John Abrahamson Director International Tax at Sheltons. International Tax Lawyer in Structured Finance, Mergers and Acquisitions
Danish National Tax Tribunal - Decision on Beneficial Ownership
The Danish National Tax Tribunal issued a decision on 16 April 2010 on the beneficial ownership of dividends paid by a Danish company to its Luxembourg holding company.
Denmark can apply 28% withholding tax on dividends paid to non residents. This is eliminated if paid to a foreign parent company (at least 10% ownership of the Danish company), and a Double Tax Agreement (DTA) would require Denmark to reduce or eliminate withholding tax.
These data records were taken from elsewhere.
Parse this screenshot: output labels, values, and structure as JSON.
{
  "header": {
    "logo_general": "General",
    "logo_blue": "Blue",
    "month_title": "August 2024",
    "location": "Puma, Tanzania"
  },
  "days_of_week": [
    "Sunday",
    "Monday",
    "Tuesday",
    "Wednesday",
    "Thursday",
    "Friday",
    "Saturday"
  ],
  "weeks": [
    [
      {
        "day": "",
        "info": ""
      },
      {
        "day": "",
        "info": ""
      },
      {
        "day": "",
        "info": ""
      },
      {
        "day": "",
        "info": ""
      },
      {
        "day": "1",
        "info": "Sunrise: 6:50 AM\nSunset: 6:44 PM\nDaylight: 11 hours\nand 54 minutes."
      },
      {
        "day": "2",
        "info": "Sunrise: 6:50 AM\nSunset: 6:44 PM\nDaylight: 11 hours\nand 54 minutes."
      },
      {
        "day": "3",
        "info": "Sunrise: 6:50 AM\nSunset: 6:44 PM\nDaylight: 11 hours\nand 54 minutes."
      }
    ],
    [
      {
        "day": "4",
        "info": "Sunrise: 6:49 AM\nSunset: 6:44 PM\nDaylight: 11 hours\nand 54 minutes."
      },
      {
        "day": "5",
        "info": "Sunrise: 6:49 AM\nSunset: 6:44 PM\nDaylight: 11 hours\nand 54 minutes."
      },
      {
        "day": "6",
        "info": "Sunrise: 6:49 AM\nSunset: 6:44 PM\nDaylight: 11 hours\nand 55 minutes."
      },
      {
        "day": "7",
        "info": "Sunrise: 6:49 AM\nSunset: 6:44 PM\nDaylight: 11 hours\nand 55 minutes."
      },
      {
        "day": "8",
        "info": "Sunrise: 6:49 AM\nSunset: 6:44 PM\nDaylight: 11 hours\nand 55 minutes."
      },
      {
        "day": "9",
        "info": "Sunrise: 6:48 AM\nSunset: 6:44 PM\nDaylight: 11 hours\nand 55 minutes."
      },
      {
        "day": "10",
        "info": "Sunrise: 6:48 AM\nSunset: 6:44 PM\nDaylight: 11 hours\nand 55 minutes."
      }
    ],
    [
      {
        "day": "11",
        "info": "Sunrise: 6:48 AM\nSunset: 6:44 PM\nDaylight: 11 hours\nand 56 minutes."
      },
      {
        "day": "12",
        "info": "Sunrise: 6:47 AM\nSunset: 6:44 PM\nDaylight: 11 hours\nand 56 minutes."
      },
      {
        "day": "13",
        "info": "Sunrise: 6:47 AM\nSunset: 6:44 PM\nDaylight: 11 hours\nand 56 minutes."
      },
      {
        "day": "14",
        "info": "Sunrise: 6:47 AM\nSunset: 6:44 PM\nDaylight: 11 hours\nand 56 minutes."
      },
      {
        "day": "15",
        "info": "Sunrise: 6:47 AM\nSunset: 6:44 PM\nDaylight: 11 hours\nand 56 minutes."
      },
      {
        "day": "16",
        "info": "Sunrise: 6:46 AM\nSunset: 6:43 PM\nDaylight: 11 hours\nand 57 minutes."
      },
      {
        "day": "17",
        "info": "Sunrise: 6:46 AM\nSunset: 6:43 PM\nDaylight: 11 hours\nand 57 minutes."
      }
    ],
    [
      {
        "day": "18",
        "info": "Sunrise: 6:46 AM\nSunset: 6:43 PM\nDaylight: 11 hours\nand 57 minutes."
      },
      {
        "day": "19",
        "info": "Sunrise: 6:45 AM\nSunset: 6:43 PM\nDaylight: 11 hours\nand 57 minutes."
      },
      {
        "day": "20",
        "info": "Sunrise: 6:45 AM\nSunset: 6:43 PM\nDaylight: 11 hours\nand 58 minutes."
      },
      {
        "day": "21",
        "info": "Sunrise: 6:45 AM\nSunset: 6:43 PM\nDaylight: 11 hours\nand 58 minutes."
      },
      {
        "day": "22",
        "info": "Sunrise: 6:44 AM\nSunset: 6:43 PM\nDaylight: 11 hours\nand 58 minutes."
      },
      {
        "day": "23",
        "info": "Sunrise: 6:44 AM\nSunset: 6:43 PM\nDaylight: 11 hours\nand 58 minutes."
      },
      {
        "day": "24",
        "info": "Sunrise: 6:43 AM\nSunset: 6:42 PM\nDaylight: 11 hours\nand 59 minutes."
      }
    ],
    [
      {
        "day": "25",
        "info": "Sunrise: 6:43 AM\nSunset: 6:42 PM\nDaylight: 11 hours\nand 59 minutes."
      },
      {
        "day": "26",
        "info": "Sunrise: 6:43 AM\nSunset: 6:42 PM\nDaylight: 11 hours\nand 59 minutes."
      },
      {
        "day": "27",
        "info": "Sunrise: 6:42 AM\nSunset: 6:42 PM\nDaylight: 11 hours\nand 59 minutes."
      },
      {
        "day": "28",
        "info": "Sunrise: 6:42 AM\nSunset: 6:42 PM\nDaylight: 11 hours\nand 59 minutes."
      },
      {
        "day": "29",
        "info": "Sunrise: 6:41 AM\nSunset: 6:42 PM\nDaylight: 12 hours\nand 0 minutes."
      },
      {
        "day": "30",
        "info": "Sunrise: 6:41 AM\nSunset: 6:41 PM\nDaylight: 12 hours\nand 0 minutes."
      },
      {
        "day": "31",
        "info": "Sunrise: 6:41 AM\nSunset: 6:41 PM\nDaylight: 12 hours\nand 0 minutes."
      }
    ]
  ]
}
DTAs generally require the foreign company to be the beneficial owner of dividends for treaty benefits to apply.
The authorities argued that the Luxembourg company was not the beneficial owner, as it did not carry out an active business, and had no real power over disposition of the dividends.
The Tribunal held that the Luxembourg company was the beneficial owner, principally because the dividends were not paid on to the foreign funds, but were loaned back to the Danish subsidiary.
The Tribunal advised that a conduit company may be disregarded as the beneficial owner if it has very narrow powers to act in respect of the disposition of the dividends. This would, however, not be the sole factor in a decision to disregard.
A future decision on the powers required to satisfy the beneficial ownership test is awaited.